Spiritueux, l’interview : « La dimension olfactive est essentielle. »

Christophe Macra, membre du club très fermé des Masters of Wine, est aussi le créateur, avec Sylvain Removille, de la cave Apogé*. Toqué de spiritueux, il nous explique comment on déguste ces alcools.

Un spiritueux se déguste-t-il de la même façon qu’un vin ?
Christophe Macra : Pour pleinement apprécier une eau-de-vie, quelques précautions sont à prendre. D’abord, veiller à la température de service : au dessus de 20° C, la puissance de l’alcool masque beaucoup d’arômes. Donc, premier principe, on ne chauffe pas son verre au creux de la main. C’est la raison pour laquelle je préfère servir les spiritueux dans un petit verre à pied légèrement tulipé ou, sinon, dans un verre à vin Inao. Deuxième principe : on n’agite pas son verre comme on le fait pour le vin car cela fait ressortir l’éthanol, ce qui peut-être désagréable.

Vous prêtez beaucoup d’importance à la dimension olfactive. Un tic de professionnel ?
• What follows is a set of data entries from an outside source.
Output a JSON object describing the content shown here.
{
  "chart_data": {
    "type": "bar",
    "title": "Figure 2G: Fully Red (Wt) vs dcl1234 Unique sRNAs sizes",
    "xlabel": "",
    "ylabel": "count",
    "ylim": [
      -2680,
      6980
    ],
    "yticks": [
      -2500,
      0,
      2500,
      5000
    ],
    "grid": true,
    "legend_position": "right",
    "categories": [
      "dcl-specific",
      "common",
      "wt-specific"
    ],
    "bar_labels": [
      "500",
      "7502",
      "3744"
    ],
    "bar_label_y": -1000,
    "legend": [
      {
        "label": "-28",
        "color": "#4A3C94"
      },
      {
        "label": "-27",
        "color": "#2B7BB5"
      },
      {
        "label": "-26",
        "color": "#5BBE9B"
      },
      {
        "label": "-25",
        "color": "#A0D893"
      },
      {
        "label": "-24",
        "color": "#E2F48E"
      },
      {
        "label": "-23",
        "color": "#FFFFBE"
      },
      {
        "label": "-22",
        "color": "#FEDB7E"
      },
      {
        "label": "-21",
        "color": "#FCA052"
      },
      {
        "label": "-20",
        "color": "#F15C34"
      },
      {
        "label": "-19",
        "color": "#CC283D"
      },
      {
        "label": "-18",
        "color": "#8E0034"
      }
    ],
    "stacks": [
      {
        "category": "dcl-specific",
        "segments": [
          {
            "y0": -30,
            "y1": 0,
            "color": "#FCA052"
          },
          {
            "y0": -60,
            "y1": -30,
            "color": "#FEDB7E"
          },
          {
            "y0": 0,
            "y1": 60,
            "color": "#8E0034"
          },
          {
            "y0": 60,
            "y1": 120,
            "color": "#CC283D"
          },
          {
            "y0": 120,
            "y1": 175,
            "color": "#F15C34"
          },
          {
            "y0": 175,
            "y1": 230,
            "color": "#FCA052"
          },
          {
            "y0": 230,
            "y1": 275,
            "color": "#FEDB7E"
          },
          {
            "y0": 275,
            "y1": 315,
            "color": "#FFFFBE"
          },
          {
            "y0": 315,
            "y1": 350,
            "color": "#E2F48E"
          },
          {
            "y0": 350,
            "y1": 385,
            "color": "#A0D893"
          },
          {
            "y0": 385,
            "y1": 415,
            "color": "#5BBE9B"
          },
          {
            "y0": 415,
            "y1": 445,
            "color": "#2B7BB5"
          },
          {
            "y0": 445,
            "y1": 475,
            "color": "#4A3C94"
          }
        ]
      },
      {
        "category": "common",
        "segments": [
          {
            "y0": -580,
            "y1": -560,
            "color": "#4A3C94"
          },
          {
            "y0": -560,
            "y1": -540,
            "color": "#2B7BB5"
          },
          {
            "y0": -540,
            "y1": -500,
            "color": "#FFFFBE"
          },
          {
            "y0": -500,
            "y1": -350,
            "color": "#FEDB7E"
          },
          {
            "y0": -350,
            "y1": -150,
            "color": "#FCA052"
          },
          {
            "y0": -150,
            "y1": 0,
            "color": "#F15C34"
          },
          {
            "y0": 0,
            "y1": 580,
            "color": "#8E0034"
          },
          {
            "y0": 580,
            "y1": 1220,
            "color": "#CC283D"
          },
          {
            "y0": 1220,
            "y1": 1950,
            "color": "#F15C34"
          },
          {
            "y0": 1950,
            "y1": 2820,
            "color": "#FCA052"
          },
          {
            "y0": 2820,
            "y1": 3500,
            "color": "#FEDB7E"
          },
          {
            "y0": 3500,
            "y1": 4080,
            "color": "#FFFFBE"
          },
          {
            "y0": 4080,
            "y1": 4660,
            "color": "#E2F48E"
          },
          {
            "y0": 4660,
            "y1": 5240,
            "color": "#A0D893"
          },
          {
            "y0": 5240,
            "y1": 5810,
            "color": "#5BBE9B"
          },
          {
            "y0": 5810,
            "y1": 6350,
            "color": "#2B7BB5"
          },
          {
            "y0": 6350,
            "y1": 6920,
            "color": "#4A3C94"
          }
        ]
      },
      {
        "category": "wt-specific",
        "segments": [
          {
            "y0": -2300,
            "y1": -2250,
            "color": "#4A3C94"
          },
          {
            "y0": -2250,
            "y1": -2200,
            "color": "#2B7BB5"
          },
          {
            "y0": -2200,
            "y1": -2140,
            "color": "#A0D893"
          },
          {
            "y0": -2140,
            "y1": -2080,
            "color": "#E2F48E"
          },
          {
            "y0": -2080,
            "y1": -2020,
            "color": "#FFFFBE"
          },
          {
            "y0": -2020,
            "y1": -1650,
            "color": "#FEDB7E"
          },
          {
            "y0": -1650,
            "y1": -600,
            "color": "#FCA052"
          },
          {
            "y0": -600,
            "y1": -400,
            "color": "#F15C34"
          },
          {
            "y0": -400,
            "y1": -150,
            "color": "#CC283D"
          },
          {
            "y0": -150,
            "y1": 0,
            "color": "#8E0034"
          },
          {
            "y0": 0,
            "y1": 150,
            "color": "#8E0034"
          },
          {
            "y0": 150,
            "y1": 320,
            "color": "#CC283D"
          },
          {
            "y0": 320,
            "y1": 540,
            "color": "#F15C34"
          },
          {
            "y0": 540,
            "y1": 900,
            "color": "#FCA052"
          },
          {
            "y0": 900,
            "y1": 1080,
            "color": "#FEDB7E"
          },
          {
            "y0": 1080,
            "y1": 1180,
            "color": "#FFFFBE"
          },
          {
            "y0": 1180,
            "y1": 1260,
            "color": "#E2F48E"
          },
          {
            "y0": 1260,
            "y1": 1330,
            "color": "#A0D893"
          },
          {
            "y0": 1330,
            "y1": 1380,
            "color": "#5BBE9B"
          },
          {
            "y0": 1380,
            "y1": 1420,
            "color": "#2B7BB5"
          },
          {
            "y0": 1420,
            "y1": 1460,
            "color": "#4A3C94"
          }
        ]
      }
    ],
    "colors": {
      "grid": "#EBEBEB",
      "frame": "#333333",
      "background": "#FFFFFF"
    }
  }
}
C’est le moment le plus important ! Au nez, on capte au moins 50 % des informations. On perçoit immédiatement si l’alcool est bien intégré ou s’il est dissocié. On commence par sentir le haut du verre, puis ensuite le bas du verre. Il faut laisser le temps au spiritueux de s’exprimer, puis y revenir. Au bout de 5 à 15 mn, la palette aromatique s’avère plus délicate. Quand un whisky évolue dans le verre, c’est une marque indéniable de qualité.
« Quand un whisky évolue dans le verre, c’est une marque indéniable de qualité. »

En bouche, on vide son verre cul sec ?

Seulement si c’est dans un film avec Errol Flynn ou John Wayne ! Pour révéler tous les arômes, on met une très petite quantité dans la bouche et on laisse la salive envahir le palais. Si l’on est dans le cadre d’une dégustation de plusieurs échantillons, on recrache assez rapidement pour ne pas avoir à la longue les papilles anesthésiées par l’alcool. Je goûte toujours pur en premier, on détecte beaucoup mieux les arômes en milieu de bouche. Si l’alcool est agressif, ce n’est pas un problème de degrés mais de qualité de distillation. Dans les grands spiritueux, la longueur est extraordinaire, on sent se dérouler les différentes couches de la trame aromatique.
« Si l’alcool est agressif, ce n’est pas un problème de degrés mais de distillation. »

Et dans le cas d’une dégustation plaisir, on ajoute de l’eau ? Des glaçons ?
L’ajout d’un peu d’eau pure développe les arômes. En bouche c’est moins évident. Maintenant, s’il s’agit de se faire plaisir, tout est possible. Certains, comme les japonais aiment le boire sur ice ball, un glaçon d’eau pure taillé en rond d’un seul bloc, ou allongé d’eau gazeuse. Trop froid, vous ne percevrez sans doute qu’une partie de la palette aromatique. Vous pouvez aussi noyer votre whisky dans un soda si tel est votre bon plaisir. Là, une seule règle : à mauvais soda, mauvais whisky. Dans un cocktail, la qualité de tous les ingrédients compte. Quant à un très vieil alcool, il se suffit à lui-même.

Propos recueillis par G.M.
*Cave Apogé, 21 Esplanade du Général de Gaulle, 92060 Puteaux.